Rapid Expansion
The “corvette navy” of the RCNVR and the Battle of the Atlantic against the German U-boats are remembered as the major contribution of the RCN, but that was not nearly the sum of the Navy’s accomplishments. In 1941, with the fate of Britain uncertain and the US not yet committed to joining the war, the growing competence of the RCN and the possible requirement to defend home waters prompted the building of a strong national navy. The defeat of the U-boats remained a priority, but the government ordered the acquisition of cruisers and powerful Tribal-class destroyers in addition to scores of anti-submarine corvettes and other escorts.
The naval college was reopened to ensure the training of officers in Canada. The rapid thirtyfold expansion (to some 96,000 sailors of all ranks by war’s end, as well as some 6,500 women), plus the effort to get large numbers of ships to sea — often before they were fully combat-effective — led to an equipment and training crisis in the spring of 1943. This resulted in the dismissal of the chief of naval staff, Vice Admiral Percy Nelles.
This also meant the RCN itself was not a major element in the critical Atlantic convoy battles of May 1943. However, recognition of the RCN’s contribution to the war effort is better measured by the Allied decision in March 1943 to create the Canadian Northwest Atlantic as a separate area of joint RCN–Royal Canadian Air Force responsibility.
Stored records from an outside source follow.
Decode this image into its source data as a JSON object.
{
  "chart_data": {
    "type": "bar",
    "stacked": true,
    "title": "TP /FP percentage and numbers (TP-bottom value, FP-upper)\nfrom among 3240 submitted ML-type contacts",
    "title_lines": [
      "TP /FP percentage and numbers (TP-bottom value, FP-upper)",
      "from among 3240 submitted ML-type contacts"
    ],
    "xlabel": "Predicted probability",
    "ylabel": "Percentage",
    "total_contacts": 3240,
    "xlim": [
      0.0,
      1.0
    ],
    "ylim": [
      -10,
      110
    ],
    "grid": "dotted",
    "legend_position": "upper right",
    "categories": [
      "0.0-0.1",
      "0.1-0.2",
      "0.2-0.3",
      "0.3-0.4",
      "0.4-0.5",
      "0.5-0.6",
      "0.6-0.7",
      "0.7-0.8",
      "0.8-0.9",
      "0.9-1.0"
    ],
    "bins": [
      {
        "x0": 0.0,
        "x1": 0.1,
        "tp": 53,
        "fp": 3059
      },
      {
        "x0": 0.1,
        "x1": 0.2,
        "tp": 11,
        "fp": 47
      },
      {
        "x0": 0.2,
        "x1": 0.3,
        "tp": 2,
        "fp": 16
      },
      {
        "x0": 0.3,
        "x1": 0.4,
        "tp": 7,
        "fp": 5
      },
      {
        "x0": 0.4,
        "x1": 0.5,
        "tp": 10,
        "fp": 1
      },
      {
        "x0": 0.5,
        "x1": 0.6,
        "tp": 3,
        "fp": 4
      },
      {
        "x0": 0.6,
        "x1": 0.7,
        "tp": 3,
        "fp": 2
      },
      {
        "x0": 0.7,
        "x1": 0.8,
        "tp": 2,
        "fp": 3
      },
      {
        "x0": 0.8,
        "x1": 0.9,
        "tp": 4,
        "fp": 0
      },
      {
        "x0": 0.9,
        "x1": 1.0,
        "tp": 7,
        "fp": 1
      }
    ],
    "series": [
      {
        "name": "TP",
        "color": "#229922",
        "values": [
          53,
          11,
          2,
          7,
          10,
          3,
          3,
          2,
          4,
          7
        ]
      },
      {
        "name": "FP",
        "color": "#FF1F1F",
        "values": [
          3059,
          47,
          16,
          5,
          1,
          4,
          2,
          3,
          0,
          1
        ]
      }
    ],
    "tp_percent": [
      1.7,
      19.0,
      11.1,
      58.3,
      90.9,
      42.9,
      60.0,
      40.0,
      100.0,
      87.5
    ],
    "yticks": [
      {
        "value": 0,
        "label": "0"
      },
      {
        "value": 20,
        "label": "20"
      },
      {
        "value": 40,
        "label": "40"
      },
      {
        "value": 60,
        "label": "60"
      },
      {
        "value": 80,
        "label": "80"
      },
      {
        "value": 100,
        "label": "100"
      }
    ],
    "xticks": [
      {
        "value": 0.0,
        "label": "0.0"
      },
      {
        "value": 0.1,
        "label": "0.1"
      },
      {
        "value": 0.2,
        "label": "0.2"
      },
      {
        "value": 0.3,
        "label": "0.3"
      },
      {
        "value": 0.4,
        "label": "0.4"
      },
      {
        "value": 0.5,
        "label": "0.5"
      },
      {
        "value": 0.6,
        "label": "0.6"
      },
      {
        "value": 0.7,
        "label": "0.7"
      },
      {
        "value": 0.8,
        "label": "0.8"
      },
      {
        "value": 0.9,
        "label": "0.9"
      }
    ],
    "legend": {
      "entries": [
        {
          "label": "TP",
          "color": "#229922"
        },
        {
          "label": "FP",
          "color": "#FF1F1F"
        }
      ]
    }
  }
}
Under the command of Rear Admiral Leonard Murray, this placed the RCN in charge of all northern Atlantic convoy operations through the end of the war. It remains the only major theatre of the war to have been commanded by a Canadian.
HMCS Halifax
Built in 1942, HMCS Halifax was typical of the cheap, seaworthy corvettes built to counteract the German U-boat menace (courtesy Library and Archives Canada/PA-145502).
HMCS Assiniboine
In the dramatic action of 6 August 1942, the destroyer HMCS “Assiniboine” pursued the U-Boat through fog, ramming and exchanging gunfire, dropping depth charges and finally sinking it with a 4.7-inch shell (courtesy Canadian War Museum/11033).
HMCS Haida
The Canadian destroyer sank German torpedo boats, a minesweeper, destroyer and submarine during WWII (courtesy Library and Archives Canada/PA-151742).
World’s Fourth-Largest Fleet
The U-boats remained a potent enemy, and, during the last two years of the war, more than 100 escorts joined the fight in the Atlantic, most of them new, more capable frigates. Additionally, the Tribal-class destroyers were broken in on the Murmansk Run (the convoy voyage to northern Russia) and later patrolled the English Channel in support of the D-Day landings. Canadian minesweepers helped to clear the approaches to the Normandy beaches, and Canadian landing ships and anti-aircraft cruisers participated in the assaults on the Aleutian Islands, Sicily and Italy, Normandy, southern France, Greece, and in the liberation of Hong Kong.
Canadian sailors also manned two British escort carriers (the RCN’s own light aircraft carriers would not be ready until after Victory in Japan Day), and the first of the Canadian cruisers joined the British Pacific fleet to support operations against the Japanese home islands.
In total, Canadian warships destroyed 42 enemy surface ships and, either alone or with other ships and aircraft, sank 33 submarines. The RCN lost 33 ships and suffered 1,990 fatalities. At the end of the war, the RCN was the fourth largest fleet in the world — behind only those of the US, Britain and the Soviet Union — with more than 400 warships. Although the RCN had no battleships or submarines, Canadian sailors served with distinction on both types of vessels in the Royal Navy.